Detailed Analysis of Experimental Results

The experiments, conducted under various few-shot settings (1, 2, 4, 8, 16 shots), demonstrate CLIP-Adapter's significant performance gains, particularly in comparison to zero-shot CLIP and CoOp. For example, the absolute performance improvements on fine-grained datasets such as EuroSAT and DTD range from 20% to 50% under the 16-shot setting. These results highlight the model’s robustness across different domains.

The paper also explores the residual hyperparameter $\alpha$ , showing that optimal values vary depending on the dataset characteristics. Fine-tuning on fine-grained datasets tends towards higher values of $\alpha$ , signifying a need for more adaptation from the new examples. Conversely, generic datasets like ImageNet benefit from a lower $\alpha$ , suggesting substantial retention of pre-trained knowledge.

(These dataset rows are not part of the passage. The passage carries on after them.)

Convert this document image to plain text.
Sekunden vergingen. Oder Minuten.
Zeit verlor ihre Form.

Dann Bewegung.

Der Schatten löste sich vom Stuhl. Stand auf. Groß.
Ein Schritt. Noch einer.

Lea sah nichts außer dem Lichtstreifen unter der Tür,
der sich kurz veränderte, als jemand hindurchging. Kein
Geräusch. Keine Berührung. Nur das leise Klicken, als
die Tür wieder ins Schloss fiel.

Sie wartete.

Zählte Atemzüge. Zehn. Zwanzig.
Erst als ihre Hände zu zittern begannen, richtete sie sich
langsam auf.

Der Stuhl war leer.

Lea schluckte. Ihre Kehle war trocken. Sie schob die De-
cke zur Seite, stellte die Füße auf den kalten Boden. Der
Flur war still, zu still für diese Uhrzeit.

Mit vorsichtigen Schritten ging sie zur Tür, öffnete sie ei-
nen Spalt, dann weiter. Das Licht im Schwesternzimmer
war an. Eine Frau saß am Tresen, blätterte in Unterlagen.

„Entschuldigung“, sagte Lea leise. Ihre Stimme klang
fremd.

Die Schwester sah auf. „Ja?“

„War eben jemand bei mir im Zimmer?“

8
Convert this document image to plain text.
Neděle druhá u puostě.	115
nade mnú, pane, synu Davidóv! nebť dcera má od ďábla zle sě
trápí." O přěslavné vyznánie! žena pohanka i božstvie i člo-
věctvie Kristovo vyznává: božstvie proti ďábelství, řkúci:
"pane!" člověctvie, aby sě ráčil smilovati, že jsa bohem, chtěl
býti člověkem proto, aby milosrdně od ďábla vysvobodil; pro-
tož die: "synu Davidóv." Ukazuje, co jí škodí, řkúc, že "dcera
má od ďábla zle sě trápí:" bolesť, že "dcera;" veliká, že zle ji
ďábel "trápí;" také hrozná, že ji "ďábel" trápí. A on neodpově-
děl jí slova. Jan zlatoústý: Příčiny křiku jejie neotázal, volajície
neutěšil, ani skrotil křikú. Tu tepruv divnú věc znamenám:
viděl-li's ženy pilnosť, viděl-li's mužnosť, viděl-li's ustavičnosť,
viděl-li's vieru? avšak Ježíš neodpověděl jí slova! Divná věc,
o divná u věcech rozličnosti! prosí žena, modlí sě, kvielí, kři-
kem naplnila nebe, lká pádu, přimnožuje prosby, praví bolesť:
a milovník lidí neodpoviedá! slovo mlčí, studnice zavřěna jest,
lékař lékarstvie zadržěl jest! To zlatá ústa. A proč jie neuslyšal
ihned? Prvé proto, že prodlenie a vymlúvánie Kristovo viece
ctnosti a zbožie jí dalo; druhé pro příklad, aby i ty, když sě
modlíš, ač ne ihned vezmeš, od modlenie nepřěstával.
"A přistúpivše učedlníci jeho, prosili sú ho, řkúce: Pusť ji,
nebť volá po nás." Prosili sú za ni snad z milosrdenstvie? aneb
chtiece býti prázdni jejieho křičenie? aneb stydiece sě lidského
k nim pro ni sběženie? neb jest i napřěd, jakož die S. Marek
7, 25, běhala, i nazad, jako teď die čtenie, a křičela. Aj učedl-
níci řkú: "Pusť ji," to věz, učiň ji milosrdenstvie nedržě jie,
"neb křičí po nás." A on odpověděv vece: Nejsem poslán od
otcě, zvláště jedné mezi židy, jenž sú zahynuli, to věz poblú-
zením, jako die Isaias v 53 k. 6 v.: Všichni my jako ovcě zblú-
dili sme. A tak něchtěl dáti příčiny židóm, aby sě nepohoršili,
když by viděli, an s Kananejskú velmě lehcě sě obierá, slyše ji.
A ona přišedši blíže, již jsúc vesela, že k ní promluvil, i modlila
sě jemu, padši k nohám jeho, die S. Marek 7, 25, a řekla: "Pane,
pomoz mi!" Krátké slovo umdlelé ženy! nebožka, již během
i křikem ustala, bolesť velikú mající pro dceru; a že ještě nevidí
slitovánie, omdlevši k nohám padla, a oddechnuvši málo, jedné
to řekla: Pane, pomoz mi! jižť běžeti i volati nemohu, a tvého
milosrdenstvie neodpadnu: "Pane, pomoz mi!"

Theoretical and Practical Implications

Theoretically, CLIP-Adapter supports the idea that vision-LLMs can benefit from a hybrid approach that complements zero-shot learning with targeted adaptation. This addresses the limitations posed by prompt engineering and extends the model's applicability across diverse tasks without intensive manual tuning.

Practically, CLIP-Adapter's ability to efficiently handle few-shot learning makes it particularly valuable for applications where large annotated datasets are unavailable. Use cases could range from medical imaging to satellite imagery classification, where labeled data is typically scarce.

Prospective Future Work

Future directions include extending CLIP-Adapter beyond classification to other vision-language tasks such as object detection, image captioning, and visual question answering. Additionally, integrating CLIP-Adapter with other forms of prompt tuning might unleash the full potential of vision-LLMs by combining adaptable feature learning with dynamic prompt design.

In summary, CLIP-Adapter presents a compelling alternative to prompt tuning, offering a simplified yet effective method for advancing vision-LLMs. By fine-tuning feature adapters, the approach demonstrates significant improvements in few-shot learning scenarios while maintaining a straightforward implementation. This work lays a foundation for future advancements in adaptive learning frameworks in the field of AI.